• Celerus Diagnostics (Denver) reported the launch of a new system, the Wave, at the U.S. and Canada Academy of Pathology (USCAP; Augusta, Georgia) meeting. Capable of producing immunohistochemistry (IHC) results in 15 minutes, the company said that the Wave accelerates lab throughput, enabling intra-operative testing, and providing real-time pathology to requesting physicians. By repeatedly opening and closing slide segments, “Dynamic Replenishment Technology” creates kinetic “waves” which mixes and refreshes reagents. This recharging process continuously floods antigenic sites on the tissue with new waves of primary and secondary reagents, providing more efficient biding, accelerating reaction times, and enabling 15-minute IHC turnaround times. Celerus develops cancer diagnostics.
• Falcon Electric (Irwindale, California) introduced the new FH Series Biomedical & Laboratory-Grade uninterruptible power systems (UPS), specifically designed for the power requirements of biomedical and laboratory equipment. Designed to protect valuable tests and scientific processes, the FH Series 3 to 10kVA UPS assure a high level of power required by analyzers, sequencers, diagnostic equipment and gas chromatography/mass spectrometer instrumentation, as well as other testing and computerized processing equipment. The company says the FH Series’ on-line design provides “clean, tightly regulated power” that assures the highest level of protection for a wide spectrum of scientific equipment – from forensics and hospital biomedical labs to semiconductor production, robotics and uranium fuel processing.

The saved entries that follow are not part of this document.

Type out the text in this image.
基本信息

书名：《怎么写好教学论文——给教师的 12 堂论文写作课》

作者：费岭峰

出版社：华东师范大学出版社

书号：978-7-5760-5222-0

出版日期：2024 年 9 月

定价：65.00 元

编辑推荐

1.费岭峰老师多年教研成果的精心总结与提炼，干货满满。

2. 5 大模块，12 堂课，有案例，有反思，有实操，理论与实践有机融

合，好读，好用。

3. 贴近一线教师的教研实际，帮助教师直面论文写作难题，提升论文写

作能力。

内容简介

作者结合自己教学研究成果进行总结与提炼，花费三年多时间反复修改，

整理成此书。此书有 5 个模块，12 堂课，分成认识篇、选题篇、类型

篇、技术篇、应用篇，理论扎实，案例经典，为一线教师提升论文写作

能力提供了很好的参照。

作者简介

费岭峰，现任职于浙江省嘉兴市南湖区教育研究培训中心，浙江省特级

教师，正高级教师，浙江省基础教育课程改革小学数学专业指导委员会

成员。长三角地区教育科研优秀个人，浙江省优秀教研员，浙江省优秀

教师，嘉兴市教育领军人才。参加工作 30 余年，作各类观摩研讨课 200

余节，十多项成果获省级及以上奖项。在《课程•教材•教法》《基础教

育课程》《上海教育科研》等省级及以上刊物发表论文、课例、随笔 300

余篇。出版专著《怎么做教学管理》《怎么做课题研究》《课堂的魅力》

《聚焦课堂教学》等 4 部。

• LifeNet Health (Virginia Beach, Virginia) introduced the VertiGraft VG1 Cervical Bio-implant, saying it is engineered for anterior cervical fusion surgery to treat neck pain and cervical pathologies. Bio-implant was co-developed by LifeNet Health and DePuy Spine (Raynham, Massachusetts), and is exclusively represented in the U.S. by DePuy Spine. Michael Hobert, LifeNet Health’s VertiGraft product manager, said, “Many surgery centers and hospitals do not have access to the ultra low-temperature freezers needed to store frozen allograft. VG1 Cervical is freeze-dried so it can be stored at room temperature giving ... convenient, room-temperature storage combined with the very high quality standards they demand.” LifeNet is an allograft bio-implant company.
• Medtronic (Minneapolis) reported the first human use of its investigational bifurcation stent. The new stent uses a Y-shaped design to match the anatomy of lesions that form at the junctions of coronary arteries. The BRANCH study is designed to assess the safety and deliverability of the Medtronic stent, which provides scaffolding to both branches of the bifurcation simultaneously without overlapping stents. Primary endpoints include cardiac death, myocardial infarction involving the target vessel, and clinically-driven target vessel revascularization 30 days post-implant. The bifurcation stent is intended to reduce the challenges associated with current 2-stent bifurcation techniques, requiring two overlapping stents, one for the main branch. Delivered over a dual-wire delivery system through a single catheter, the new stent leverages Medtronic’s balloon-tapering and -folding technology to minimize the delivery system’s profile.
• Sonic Innovations (Salt Lake City) has added hands-free automatic features to ion, its smallest hearing aid product line. The ion 400 is a micro behind-the-ear product (micro-BTE) with 24-channel digital signal processing, eight channels more than the ion 200. The ion 400 is an open-ear model, for those with mild to moderately severe hearing loss, equipped with voice alerts, a feature that replaces beep sequences. The voice alerts talk to the user, informing him or her when the hearing aid is changing programs (for example, when shifting to telephone mode) and when the battery is low. Users can select male or female voice alerts in one of eight different languages.